Il sistema di distribuzione musicale radio – televisivo è attualmente basato sul fenomeno dei blockbuster. Pochi titoli vendono un gran numero di copie, che per riuscirci necessitano di una grande esposizione mediatica, di ingenti investimenti in pubblicità e ufficio stampa, di una forte attività promozionale di stampo tradizionale, e così via.
Ma le cose stanno cambiando. Con l’avvento di Internet e degli store online come iTunes ed Amazon Mp3, per la prima volta, la somma del pezzi venduti dai cantanti professionisti non conosciuti sta eguagliando quella dei cantanti “famosi” (il fenomeno è stato definito da Chris Anderson come "La coda lunga”). Il negozio della Apple (come gli altri che sono nati o stanno nascendo sulla scia del suo grande successo) hanno compreso in anticipo che grazie al web qualsiasi musicista può monetizzare il proprio talento musicale in modo indipente, facile e veloce. Tanto è vero che un incredibile quanto irripetibile boom è stato riscontrato quanto si è aperto il catalogo alla musica indy e ai musicisti indipendenti.
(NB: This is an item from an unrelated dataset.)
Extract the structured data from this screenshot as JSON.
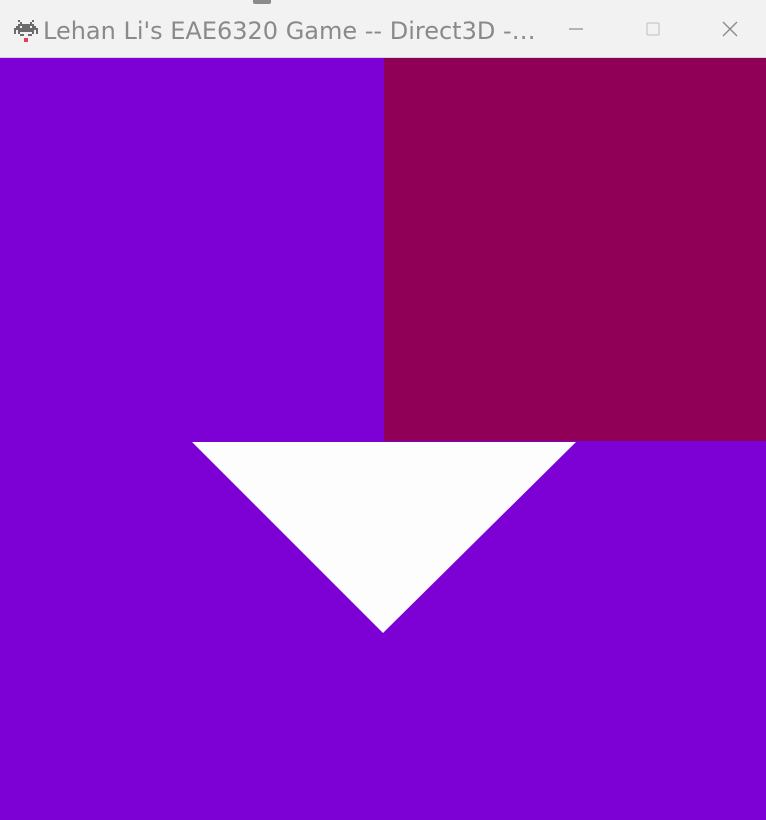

Il sistema della distribuzione musicale mondiale sta cambiando velocemente, e ne sono testimoni le numerose cause intentate dalla major ai sistemi peer to peer. Ma anche restando nella legalità, esistono oggi servizi online che permettono al musicista di pubblicare direttamente la propria musica negli store virtuali, come iTuens, staltando a piedi pari tutti quei tradizionali operatori del mercato musicale che costituivano una vera e propria barriera d’ingresso per il musicista indipendente.
Le possibilità di vivere lavorando con il proprio talento musicale sono oggi più concrete che mai per molti, anche se ovviamente non bisogna aspettarsi stipendi multimilionari da rockstar. Quella a cui stiamo assistendo è in effetti una vera e propria democratizzazione delle royalty musicali, a favore di tutti i musicisti e di chi fa realmente musica per passione oltre che professione.
Vendendo i propri mp3 online non si diventa ricchi, ma si ci può guadagnare più che dignitosamente da vivere; per il di più restano comunque le possibilità delle performance dal vivo, già oggi vera e propria primaria fonte di ricchezza da parte delle rockstar.
Ovviamente per riuscirvi è necessaria un’attività promozionale digitale ed un forte impegno individuale. Ma non si tratta di nulla d’insormontabile: il web offre molteplici occasioni per farsi pubblicità come musicista. Pensiamo ad esempio ai social network come Myspace o Facebook, ed a tante piccole strategie di web marketing che possono far vendere bene il proprio talento musicale.
Se non sapete ancora come fare, vi basterà rimboccare le maniche e cominciare a leggere un buon libro sull’argomento, oppure potreste scandagliare il web alla ricerca delle informazioni che cercate. Il primo passo sarà quello di costruire il vostro piano di marketing musicale, all’interno del quale definirete tutti i passi e le strategie operative che dovrete impiegare per distribuire e vendere con successo la vostra musica online.
Con il web, trasformare il vostro talento musicale in successo è davvero alla vostra portata. Non perdete altro tempo. Cominciare oggi può significare raccogliere i frutti del vostro talento già nei prossimi mesi!